Kenya: PMI drops to nine-month low, but operating conditions still improve
The Purchasing Managers’ Index (PMI)—produced by IHS Markit and Stanbic Kenya Bank—dropped to a nine-month low of 50.6 in March, from February’s 50.9. While the index still remained above the 50-threshold line—separating expansion from contraction in operating conditions in the Kenyan private sector—the improvement was only marginal.
March’s result was chiefly due to both output and new orders slowing down in activity growth. Demand growth also lost traction, likely due to cash flow problems brought by the pandemic, as households limited spending to essential goods. Firms reported exports lost some momentum in March; As such, output grew at the slowest pace in nine months. However, employment levels continued to improve—albeit only slightly—in March.
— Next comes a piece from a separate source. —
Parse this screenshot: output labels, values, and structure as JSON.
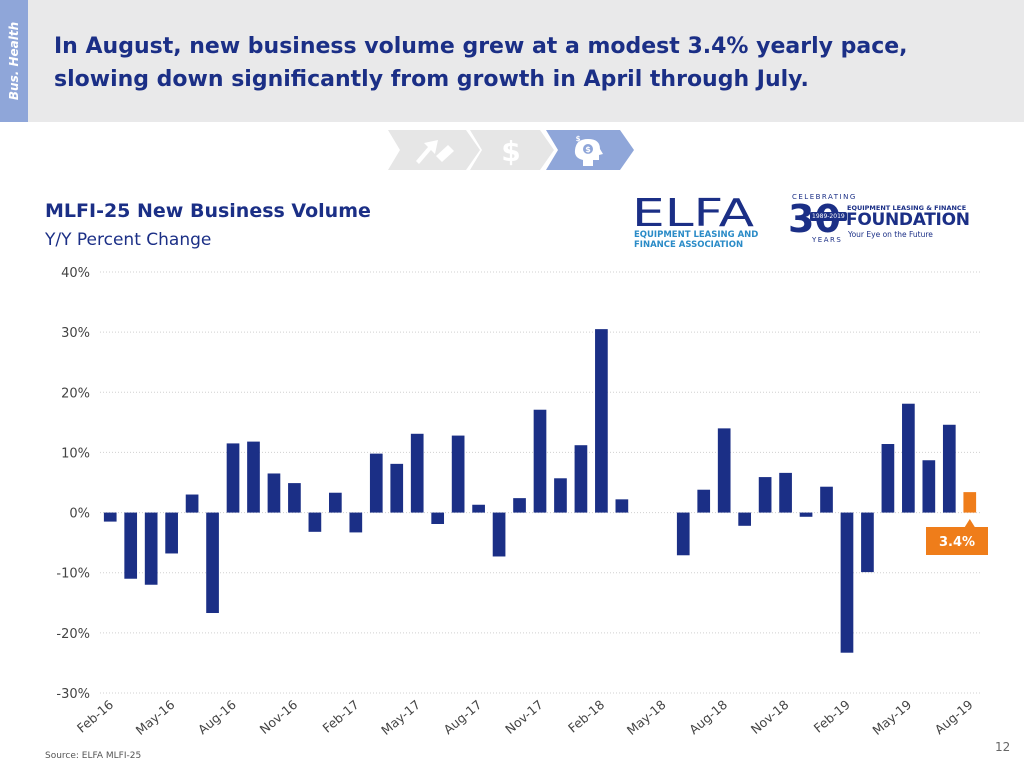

On the price front, input prices continued their upward trend, due to higher prices for fuel. Consequently, output prices rose for the third month running, albeit at a more moderate pace than input costs. Lastly, expectations for the coming 12-month period slipped to the third-lowest value in the series history, as uncertainty over the pandemic remains elevated and it could further negatively impact demand.
Commenting on the reading, Kuria Kamau, fixed income and currency strategist at Stanbic Bank, noted:
“This month’s reading indicates a marginal improvement in business activity before the new public health restrictions were announced. Demand growth was negatively affected by a resurgence in COVID-19 which resulted in households conserving cash and prioritizing spending to essential items.”